On pouvait aussi grimper en équipe, bien sûr, et c’est ce que faisaient beaucoup de grimpeurs, mais il y avait à peu près autant de grimpeurs en solitaire, comme Frank, que de duos. Certains escaladaient même la paroi en solitaire et en libre, se dispensant de toute protection. Frank aimait prendre un peu plus de précautions que ça, mais il avait grimpé là tellement souvent, maintenant, qu’il lui arrivait de descendre en rappel et de remonter en libre, à côté de sa corde, se racontant qu’il pourrait toujours s’y cramponner s’il perdait prise. Les rares routes disponibles à cet endroit étaient pleines de craie et de graisse, tellement on les avait empruntées. Il décida, cette fois, de se mousquetonner à la corde avec le jumar.

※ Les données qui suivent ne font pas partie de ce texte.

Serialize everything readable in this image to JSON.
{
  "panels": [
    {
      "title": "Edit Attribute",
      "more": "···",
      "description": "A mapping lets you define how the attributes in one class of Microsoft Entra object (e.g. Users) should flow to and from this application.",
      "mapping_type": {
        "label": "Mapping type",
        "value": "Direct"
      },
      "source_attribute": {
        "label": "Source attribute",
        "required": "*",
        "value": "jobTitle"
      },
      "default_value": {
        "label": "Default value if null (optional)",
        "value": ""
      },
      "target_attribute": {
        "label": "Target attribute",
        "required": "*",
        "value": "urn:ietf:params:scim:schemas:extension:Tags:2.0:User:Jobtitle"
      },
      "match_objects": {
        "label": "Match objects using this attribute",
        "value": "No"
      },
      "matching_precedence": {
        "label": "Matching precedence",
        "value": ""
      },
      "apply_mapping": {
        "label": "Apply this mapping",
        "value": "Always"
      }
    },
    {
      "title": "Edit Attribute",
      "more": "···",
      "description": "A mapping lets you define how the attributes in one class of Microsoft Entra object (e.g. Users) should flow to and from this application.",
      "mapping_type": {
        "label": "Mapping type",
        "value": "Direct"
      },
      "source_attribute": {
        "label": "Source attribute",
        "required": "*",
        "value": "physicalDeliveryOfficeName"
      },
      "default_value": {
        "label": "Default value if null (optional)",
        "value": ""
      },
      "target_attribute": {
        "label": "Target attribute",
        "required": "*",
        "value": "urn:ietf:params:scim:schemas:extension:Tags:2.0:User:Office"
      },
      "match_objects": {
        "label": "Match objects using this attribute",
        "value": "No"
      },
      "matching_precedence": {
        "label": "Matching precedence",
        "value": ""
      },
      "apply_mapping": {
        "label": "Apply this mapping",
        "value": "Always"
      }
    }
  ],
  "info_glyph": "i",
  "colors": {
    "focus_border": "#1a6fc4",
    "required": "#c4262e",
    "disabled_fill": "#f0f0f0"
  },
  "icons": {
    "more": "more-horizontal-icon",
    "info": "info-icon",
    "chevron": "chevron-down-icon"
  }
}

La rivière et sa gorge créaient une bande de ciel dégagé d’une largeur inhabituelle dans la zone métropolitaine. C’est surtout pour ça que Frank avait l’impression d’y être à sa place : à flanc de paroi, sur une voie, près de l’eau, et à ciel ouvert. Hors de l’environnement étouffant de la forêt de grands arbres, qui était l’une des choses que Frank détestait le plus sur la côte Est. Il y avait des moments où il aurait donné un de ses doigts pour voir la campagne à découvert.

Or donc, il descendit en rappel vers l’amoncellement de gros blocs de pierre, au pied de la paroi, s’enduisit les mains de magnésie et commença à gravir le mur de vieux schiste à grain fin. Peu à peu, son humeur s’améliora. Quand il grimpait, il avait une faculté de concentration sur son environnement immédiat rigoureusement inconcevable à tout autre moment. Comme quand il faisait des maths, sauf que dans ces moments-là il n’était simplement nulle part. Là, il était bien sur ces roches, et rien que sur ces roches.

Il avait souvent escaladé cette voie. À près de 5,8 ou 5,9 pour les passages les plus difficiles, et beaucoup plus facile partout ailleurs. Il avait du mal à trouver des passages vraiment délicats, mais ça n’avait pas d’importance. Même le fait qu’il grimpait pour sortir d’une ravine et non pour monter sur un pic ne faisait rien. Le rugissement incessant, le crachin, rien de tout ça ne comptait. Seule importait l’escalade proprement dite.